RRI.CO.ID, Yogyakarta — Isu pangan bukan lagi persoalan satu sektor, melainkan tantangan bersama umat manusia. Assistant FAO Representative (Programme) FAO Indonesia sekaligus alumnus Fakultas Pertanian UGM angkatan 1986 Dr. Ir. Ageng Setiawan Herianto, mengungkapkan bahwa setiap tahun terdapat sekitar 637 juta penduduk dunia yang mengalami kekurangan pangan.

“Ada 637 juta orang di dunia yang mengalami kekurangan pangan setiap tahunnya, terutama di kawasan Asia Pasifik. Dan ini tidak bisa dibebankan hanya kepada lulusan pertanian,” ujar Ageng saat memberikan pembekalan kepada 1.353 calon wisudawan Program Sarjana dan Sarjana Terapan Universitas Gadjah Mada, Selasa, 24 Februari 2026, di Grha Sabha Pramana.

Ageng menjelaskan, sistem rantai pasok pangan memiliki peran krusial dalam menentukan distribusi pangan bagi kehidupan sehari-hari. Kondisi tersebut mendorong terjadinya perubahan besar dalam paradigma ketahanan pangan global. Jika sebelumnya fokus utama adalah bagaimana “feed the world”, kini bergeser menjadi upaya untuk “nourish the world”.

“Tidak cukup hanya memberikan pangan agar tidak kelaparan, tetapi bagaimana caranya menyediakan pangan yang sehat dan aksesibel bagi seluruh lapisan,” ujarnya.

Ia menambahkan, arah pengembangan sistem pangan kini mengedepankan pola makan sehat yang terintegrasi sejak tahap produksi hingga ke pasar. Sistem pangan mencakup seluruh rantai nilai, mulai dari produksi, distribusi, hingga konsumsi yang sehat dan berkelanjutan. “Perubahan ini membuka ruang kolaborasi multidisiplin yang sangat luas,” ucapnya.

Menurut Ageng, digitalisasi pertanian menjadi salah satu pintu masuk penting bagi generasi muda dari berbagai latar belakang keilmuan.
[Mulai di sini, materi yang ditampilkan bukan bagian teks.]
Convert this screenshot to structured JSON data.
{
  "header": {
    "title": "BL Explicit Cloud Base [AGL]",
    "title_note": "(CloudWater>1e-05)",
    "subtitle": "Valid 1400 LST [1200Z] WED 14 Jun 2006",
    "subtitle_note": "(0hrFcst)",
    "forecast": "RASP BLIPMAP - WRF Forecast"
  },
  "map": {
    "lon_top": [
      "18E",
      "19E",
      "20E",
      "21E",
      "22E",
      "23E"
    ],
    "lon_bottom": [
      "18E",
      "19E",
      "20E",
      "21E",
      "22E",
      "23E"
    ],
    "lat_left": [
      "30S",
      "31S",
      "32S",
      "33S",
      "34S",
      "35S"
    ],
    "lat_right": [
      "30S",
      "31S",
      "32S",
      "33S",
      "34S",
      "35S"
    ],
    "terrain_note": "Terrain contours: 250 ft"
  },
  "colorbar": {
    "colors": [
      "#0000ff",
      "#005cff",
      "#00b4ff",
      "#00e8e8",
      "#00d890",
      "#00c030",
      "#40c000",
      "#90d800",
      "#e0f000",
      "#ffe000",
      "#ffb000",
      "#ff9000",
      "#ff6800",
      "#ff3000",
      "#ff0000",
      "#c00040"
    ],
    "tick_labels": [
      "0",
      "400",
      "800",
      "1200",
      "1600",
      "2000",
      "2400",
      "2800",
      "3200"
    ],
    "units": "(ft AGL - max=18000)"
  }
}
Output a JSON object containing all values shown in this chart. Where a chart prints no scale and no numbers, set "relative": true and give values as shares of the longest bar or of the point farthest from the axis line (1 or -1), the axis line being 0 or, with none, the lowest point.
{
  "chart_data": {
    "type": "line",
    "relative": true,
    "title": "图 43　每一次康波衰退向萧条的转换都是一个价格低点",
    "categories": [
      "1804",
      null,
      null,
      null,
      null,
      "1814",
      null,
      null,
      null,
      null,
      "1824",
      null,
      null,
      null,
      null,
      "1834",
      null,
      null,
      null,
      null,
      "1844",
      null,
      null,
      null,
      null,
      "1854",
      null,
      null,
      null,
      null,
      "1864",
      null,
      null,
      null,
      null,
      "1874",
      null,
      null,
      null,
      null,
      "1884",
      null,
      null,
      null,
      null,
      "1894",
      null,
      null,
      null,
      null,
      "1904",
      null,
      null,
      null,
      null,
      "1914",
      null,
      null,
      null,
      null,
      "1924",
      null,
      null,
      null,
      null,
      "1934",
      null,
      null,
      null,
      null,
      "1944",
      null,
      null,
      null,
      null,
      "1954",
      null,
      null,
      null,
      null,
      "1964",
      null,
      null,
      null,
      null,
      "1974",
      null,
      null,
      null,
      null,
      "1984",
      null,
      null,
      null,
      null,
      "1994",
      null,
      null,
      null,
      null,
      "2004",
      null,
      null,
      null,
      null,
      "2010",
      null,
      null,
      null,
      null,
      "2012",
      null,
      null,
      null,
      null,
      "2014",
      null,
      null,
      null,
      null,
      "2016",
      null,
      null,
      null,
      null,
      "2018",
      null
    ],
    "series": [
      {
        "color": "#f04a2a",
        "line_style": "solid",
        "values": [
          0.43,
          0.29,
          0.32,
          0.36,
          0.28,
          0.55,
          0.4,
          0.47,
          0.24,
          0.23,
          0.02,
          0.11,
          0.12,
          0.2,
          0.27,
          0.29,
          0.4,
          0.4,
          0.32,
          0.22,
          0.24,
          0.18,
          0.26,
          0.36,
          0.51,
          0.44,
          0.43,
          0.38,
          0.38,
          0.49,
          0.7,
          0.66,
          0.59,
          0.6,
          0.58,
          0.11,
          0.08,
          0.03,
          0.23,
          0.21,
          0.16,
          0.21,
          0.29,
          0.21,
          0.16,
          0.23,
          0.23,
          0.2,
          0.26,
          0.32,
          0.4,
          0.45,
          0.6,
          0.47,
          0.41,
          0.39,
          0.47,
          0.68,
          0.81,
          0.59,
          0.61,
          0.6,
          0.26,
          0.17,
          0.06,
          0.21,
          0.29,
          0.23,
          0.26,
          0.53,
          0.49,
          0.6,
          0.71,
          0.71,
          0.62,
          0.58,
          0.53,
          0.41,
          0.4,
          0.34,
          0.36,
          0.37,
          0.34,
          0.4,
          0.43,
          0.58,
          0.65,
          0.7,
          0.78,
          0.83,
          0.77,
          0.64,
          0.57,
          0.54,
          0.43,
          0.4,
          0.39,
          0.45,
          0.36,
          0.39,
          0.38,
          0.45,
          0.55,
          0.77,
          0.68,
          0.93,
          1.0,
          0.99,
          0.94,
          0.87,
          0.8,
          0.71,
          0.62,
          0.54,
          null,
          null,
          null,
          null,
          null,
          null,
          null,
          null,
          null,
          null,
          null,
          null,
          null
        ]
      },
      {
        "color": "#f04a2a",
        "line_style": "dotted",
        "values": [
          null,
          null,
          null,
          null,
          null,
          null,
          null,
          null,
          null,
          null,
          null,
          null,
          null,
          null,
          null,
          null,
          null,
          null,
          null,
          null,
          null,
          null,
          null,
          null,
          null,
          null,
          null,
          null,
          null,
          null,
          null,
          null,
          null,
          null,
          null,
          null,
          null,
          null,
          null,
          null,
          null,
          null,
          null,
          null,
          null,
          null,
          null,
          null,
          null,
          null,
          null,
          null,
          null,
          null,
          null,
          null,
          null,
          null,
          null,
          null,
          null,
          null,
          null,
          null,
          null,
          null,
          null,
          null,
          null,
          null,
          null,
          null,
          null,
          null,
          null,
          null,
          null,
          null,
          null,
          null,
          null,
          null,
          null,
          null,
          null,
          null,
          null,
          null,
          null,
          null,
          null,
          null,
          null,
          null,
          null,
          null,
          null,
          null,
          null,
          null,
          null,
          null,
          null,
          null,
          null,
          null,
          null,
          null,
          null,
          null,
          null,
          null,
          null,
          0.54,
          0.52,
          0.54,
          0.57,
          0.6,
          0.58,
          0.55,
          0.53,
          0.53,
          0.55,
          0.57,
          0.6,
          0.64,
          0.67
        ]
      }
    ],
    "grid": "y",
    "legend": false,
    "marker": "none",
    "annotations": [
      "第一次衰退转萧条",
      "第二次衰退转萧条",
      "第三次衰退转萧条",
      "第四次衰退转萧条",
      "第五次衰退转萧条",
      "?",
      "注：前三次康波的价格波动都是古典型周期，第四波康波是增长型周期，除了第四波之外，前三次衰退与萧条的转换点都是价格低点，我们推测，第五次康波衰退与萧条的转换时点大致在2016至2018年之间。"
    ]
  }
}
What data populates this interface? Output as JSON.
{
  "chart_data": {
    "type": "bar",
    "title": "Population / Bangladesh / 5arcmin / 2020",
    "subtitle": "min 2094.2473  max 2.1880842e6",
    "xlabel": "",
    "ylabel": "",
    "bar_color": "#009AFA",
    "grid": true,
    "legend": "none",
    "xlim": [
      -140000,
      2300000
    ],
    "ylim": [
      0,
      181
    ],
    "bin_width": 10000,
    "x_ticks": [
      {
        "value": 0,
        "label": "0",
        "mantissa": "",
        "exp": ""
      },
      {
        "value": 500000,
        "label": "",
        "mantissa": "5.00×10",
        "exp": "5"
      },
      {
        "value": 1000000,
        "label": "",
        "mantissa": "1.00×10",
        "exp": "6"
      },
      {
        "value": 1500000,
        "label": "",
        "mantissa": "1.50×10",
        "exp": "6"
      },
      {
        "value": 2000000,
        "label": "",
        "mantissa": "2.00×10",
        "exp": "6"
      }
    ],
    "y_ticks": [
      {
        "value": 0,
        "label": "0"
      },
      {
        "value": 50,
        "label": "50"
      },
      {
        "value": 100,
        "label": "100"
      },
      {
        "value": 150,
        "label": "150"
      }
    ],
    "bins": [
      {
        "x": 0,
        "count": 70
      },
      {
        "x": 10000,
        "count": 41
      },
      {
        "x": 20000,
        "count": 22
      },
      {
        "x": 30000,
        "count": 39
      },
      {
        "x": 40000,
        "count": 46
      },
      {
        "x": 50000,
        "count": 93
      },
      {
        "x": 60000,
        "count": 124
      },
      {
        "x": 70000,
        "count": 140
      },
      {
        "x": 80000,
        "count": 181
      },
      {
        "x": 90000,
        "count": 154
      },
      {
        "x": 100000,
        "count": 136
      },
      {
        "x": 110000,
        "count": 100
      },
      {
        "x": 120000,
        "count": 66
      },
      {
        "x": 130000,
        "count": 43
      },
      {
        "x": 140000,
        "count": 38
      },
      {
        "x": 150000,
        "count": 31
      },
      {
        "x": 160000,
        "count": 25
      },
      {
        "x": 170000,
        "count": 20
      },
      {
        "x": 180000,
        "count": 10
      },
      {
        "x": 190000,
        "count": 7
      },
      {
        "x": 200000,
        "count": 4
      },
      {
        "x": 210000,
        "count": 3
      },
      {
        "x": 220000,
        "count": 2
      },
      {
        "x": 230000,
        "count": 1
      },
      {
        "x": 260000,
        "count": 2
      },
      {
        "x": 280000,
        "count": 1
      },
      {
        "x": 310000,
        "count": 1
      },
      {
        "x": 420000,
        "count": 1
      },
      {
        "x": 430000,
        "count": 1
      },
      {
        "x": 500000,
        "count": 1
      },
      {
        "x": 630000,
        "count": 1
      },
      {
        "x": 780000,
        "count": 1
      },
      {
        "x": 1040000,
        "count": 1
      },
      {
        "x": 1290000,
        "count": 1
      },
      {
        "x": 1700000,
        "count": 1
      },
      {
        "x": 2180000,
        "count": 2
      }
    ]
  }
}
Lulusan teknik dapat berkontribusi pada efisiensi rantai pasok, lulusan ekonomi dan bisnis memperkuat pembiayaan serta pasar, sementara lulusan hukum berperan dalam aspek regulasi dan kebijakan pangan.

Menjawab pertanyaan calon wisudawan terkait kompetensi global, Ageng menekankan tiga pilar utama yang harus dimiliki sumber daya manusia unggul. “Pertama, selalu berpikir inovatif karena gagasan adalah hal yang penting. Kedua, memahami kebijakan agar dapat beradaptasi. Ketiga, membangun jejaring yang luas. Jangan lupa untuk senantiasa menunjukkan ketertarikan dan komitmen sehingga orang akan percaya dengan integritas kita,” ujarnya.

Selain itu, ia mengingatkan pentingnya kemampuan komunikasi dan penguasaan bahasa asing agar gagasan dapat diterima di tingkat internasional. “Kecerdasan tanpa kemampuan komunikasi justru akan sulit membawa dampak positif yang luas,” katanya.

Ageng menutup pembekalan dengan menegaskan bahwa gelar akademik bukanlah akhir perjalanan, melainkan awal dari tanggung jawab sosial yang lebih besar. Ketahanan pangan merupakan agenda global yang menuntut kontribusi lintas disiplin, mulai dari produksi, kebijakan, hingga digitalisasi. Dengan inovasi, komitmen, dan jejaring yang kuat, lulusan UGM diharapkan mampu menjadi bagian dari solusi menuju sistem pangan yang sehat dan berkelanjutan.

google-preference

Rekomendasi Berita

Berita Terbaru Lainnya

Memuat berita terbaru.....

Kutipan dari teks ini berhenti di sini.